Low-skilled immigrants have low wages and therefore do not pay much in taxes, but they use some government services, including education for their children. What is the net budgetary impact? The National Academy of Sciences carried out a detailed scenario analysis by examining the impact over 75 years, therefore including the second and third generations. Overall, the ENA concluded that the net fiscal impact of the average immigrant was positive. The impact, however, was negative for immigrants with only a high school diploma and even more so for immigrants without a high school diploma.
Two recent articles qualify this conclusion. The NAS study estimated the direct fiscal effects of an immigrant: what do they pay in taxes and what do they get in services? Immigration, however, has indirect effects on the native-born population. In the The case for eliminating borders I wrote:
The immigrant who mows the nuclear physicist’s lawn indirectly contributes to unlocking the secrets of the universe.
More prosaically, low-skilled immigrants can complement the higher-skilled local workforce, thereby increasing local productivity. Go to any good restaurant in Washington, DC, for example, and you’ll usually see a native born in the front of the house and a Mexican born in the back of the house. As Tyler recently joked over lunch, all restaurants in the United States are Mexican restaurants, only the type of food they make changes. The ability to hire Mexican cooks increases the number of restaurants as well as opportunities and wages for the native-born. Higher native wages mean higher taxes, so there is a beneficial indirect fiscal effect of low-skilled immigration.
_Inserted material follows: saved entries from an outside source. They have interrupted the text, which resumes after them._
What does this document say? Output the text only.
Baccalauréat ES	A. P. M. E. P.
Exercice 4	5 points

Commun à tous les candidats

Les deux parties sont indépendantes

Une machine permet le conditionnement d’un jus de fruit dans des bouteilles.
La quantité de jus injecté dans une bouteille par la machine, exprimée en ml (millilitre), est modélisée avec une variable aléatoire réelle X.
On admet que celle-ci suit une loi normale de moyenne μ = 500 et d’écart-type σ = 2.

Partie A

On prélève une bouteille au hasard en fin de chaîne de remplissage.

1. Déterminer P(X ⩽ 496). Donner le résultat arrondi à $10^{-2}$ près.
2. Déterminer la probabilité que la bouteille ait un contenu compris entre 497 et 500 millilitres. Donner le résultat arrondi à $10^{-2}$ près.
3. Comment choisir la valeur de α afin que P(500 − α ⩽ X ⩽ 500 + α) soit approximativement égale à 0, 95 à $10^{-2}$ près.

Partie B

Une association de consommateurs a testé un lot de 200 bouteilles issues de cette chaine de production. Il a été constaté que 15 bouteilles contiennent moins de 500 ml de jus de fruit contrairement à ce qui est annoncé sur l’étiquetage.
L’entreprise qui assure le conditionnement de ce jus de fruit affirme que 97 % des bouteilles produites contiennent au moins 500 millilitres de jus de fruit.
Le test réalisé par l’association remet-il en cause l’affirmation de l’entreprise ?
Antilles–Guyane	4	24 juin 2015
A recent article from Colas and Sachs, The indirect benefits of low-skilled immigration finds that, under plausible assumptions, the indirect effects are large enough to make the net effects of immigration positive for almost all U.S. immigrants.
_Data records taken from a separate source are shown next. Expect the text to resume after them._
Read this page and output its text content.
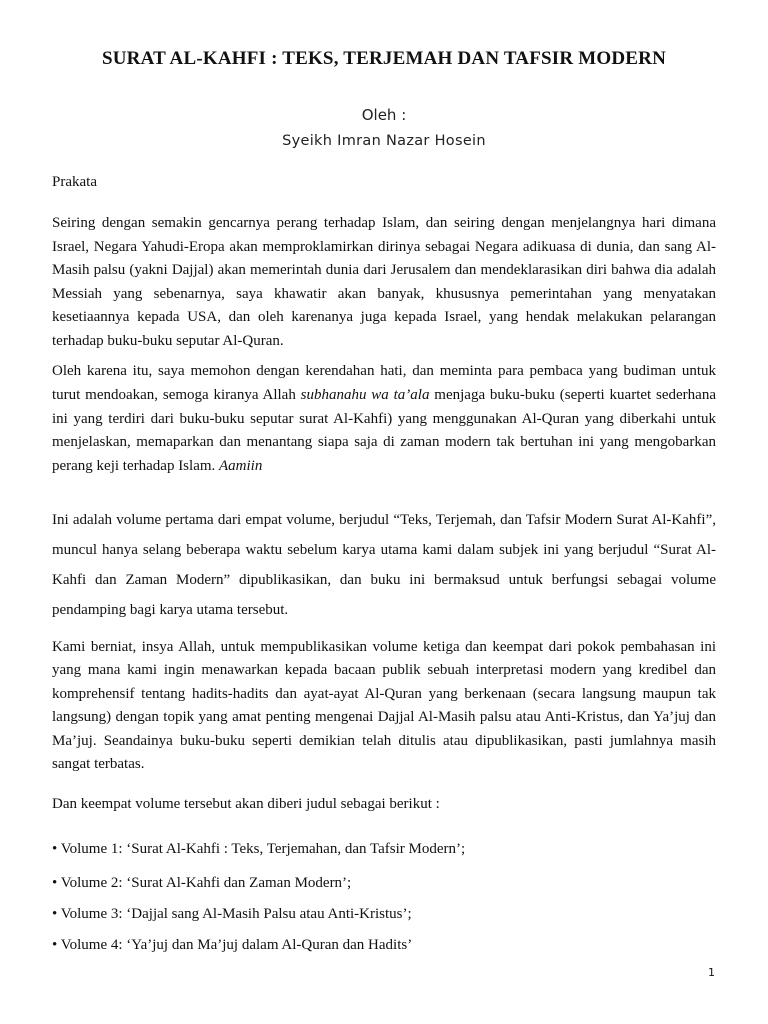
SURAT AL-KAHFI : TEKS, TERJEMAH DAN TAFSIR MODERN
Oleh :
Syeikh Imran Nazar Hosein
Prakata

Seiring dengan semakin gencarnya perang terhadap Islam, dan seiring dengan menjelangnya hari dimana Israel, Negara Yahudi-Eropa akan memproklamirkan dirinya sebagai Negara adikuasa di dunia, dan sang Al-Masih palsu (yakni Dajjal) akan memerintah dunia dari Jerusalem dan mendeklarasikan diri bahwa dia adalah Messiah yang sebenarnya, saya khawatir akan banyak, khususnya pemerintahan yang menyatakan kesetiaannya kepada USA, dan oleh karenanya juga kepada Israel, yang hendak melakukan pelarangan terhadap buku-buku seputar Al-Quran.

Oleh karena itu, saya memohon dengan kerendahan hati, dan meminta para pembaca yang budiman untuk turut mendoakan, semoga kiranya Allah subhanahu wa ta’ala menjaga buku-buku (seperti kuartet sederhana ini yang terdiri dari buku-buku seputar surat Al-Kahfi) yang menggunakan Al-Quran yang diberkahi untuk menjelaskan, memaparkan dan menantang siapa saja di zaman modern tak bertuhan ini yang mengobarkan perang keji terhadap Islam. Aamiin

Ini adalah volume pertama dari empat volume, berjudul “Teks, Terjemah, dan Tafsir Modern Surat Al-Kahfi”, muncul hanya selang beberapa waktu sebelum karya utama kami dalam subjek ini yang berjudul “Surat Al-Kahfi dan Zaman Modern” dipublikasikan, dan buku ini bermaksud untuk berfungsi sebagai volume pendamping bagi karya utama tersebut.

Kami berniat, insya Allah, untuk mempublikasikan volume ketiga dan keempat dari pokok pembahasan ini yang mana kami ingin menawarkan kepada bacaan publik sebuah interpretasi modern yang kredibel dan komprehensif tentang hadits-hadits dan ayat-ayat Al-Quran yang berkenaan (secara langsung maupun tak langsung) dengan topik yang amat penting mengenai Dajjal Al-Masih palsu atau Anti-Kristus, dan Ya’juj dan Ma’juj. Seandainya buku-buku seperti demikian telah ditulis atau dipublikasikan, pasti jumlahnya masih sangat terbatas.

Dan keempat volume tersebut akan diberi judul sebagai berikut :

• Volume 1: ‘Surat Al-Kahfi : Teks, Terjemahan, dan Tafsir Modern’;
• Volume 2: ‘Surat Al-Kahfi dan Zaman Modern’;
• Volume 3: ‘Dajjal sang Al-Masih Palsu atau Anti-Kristus’;
• Volume 4: ‘Ya’juj dan Ma’juj dalam Al-Quran dan Hadits’
1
My excellent colleague Michael Clemens does another similar point on capital. When a profit-maximizing firm hires more labor, it also hires more capital. Capital pays taxes. Thus, immigration increases taxes paid on capital and when we add this indirect effect to the calculation, it also shows that the net fiscal impacts of low-skilled immigration are plausibly positive.
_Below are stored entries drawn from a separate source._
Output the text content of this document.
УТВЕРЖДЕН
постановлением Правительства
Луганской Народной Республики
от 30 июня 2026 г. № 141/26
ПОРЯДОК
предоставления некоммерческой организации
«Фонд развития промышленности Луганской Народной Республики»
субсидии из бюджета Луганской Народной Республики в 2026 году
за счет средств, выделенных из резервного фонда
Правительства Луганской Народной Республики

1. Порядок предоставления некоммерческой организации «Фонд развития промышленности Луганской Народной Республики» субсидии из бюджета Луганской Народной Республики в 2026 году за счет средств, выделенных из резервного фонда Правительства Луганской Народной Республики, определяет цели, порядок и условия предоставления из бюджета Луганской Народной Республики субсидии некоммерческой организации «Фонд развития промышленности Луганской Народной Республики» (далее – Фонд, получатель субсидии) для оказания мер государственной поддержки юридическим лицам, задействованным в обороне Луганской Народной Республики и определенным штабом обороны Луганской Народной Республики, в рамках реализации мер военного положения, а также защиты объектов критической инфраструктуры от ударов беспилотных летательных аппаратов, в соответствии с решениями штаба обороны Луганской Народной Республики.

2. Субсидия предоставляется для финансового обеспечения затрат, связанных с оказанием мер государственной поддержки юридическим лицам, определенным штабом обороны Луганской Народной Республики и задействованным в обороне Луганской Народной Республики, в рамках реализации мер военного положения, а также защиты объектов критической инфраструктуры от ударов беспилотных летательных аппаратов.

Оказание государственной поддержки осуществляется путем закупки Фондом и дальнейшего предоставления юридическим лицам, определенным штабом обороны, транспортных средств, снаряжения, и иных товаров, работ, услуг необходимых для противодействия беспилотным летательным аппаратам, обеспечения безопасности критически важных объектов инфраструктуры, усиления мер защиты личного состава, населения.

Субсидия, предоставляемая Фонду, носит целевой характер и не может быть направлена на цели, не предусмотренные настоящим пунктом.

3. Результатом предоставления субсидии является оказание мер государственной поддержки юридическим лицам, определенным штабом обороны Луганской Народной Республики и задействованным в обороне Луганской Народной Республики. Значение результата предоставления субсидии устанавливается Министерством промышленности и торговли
The tax advantages of low-skilled immigration are not a major reason to support low-skilled immigration, but the new literature on indirect effects should allay one concern.
It is important to recognize that tax benefits arise from low-skilled immigrants being in paid employment. The United States excels at integrating people into the job market. We need to keep this in mind when thinking about labor policy, including minimum wage, professional licensing, e-verification, access to banking, education and driver’s licenses, etc. . We could easily turn tax benefits into tax costs by making it harder for immigrants (and workers in general) to employ themselves. Employing immigrants benefits both them and native citizens. The opening of American markets plays a central role in this success. Let’s continue like this.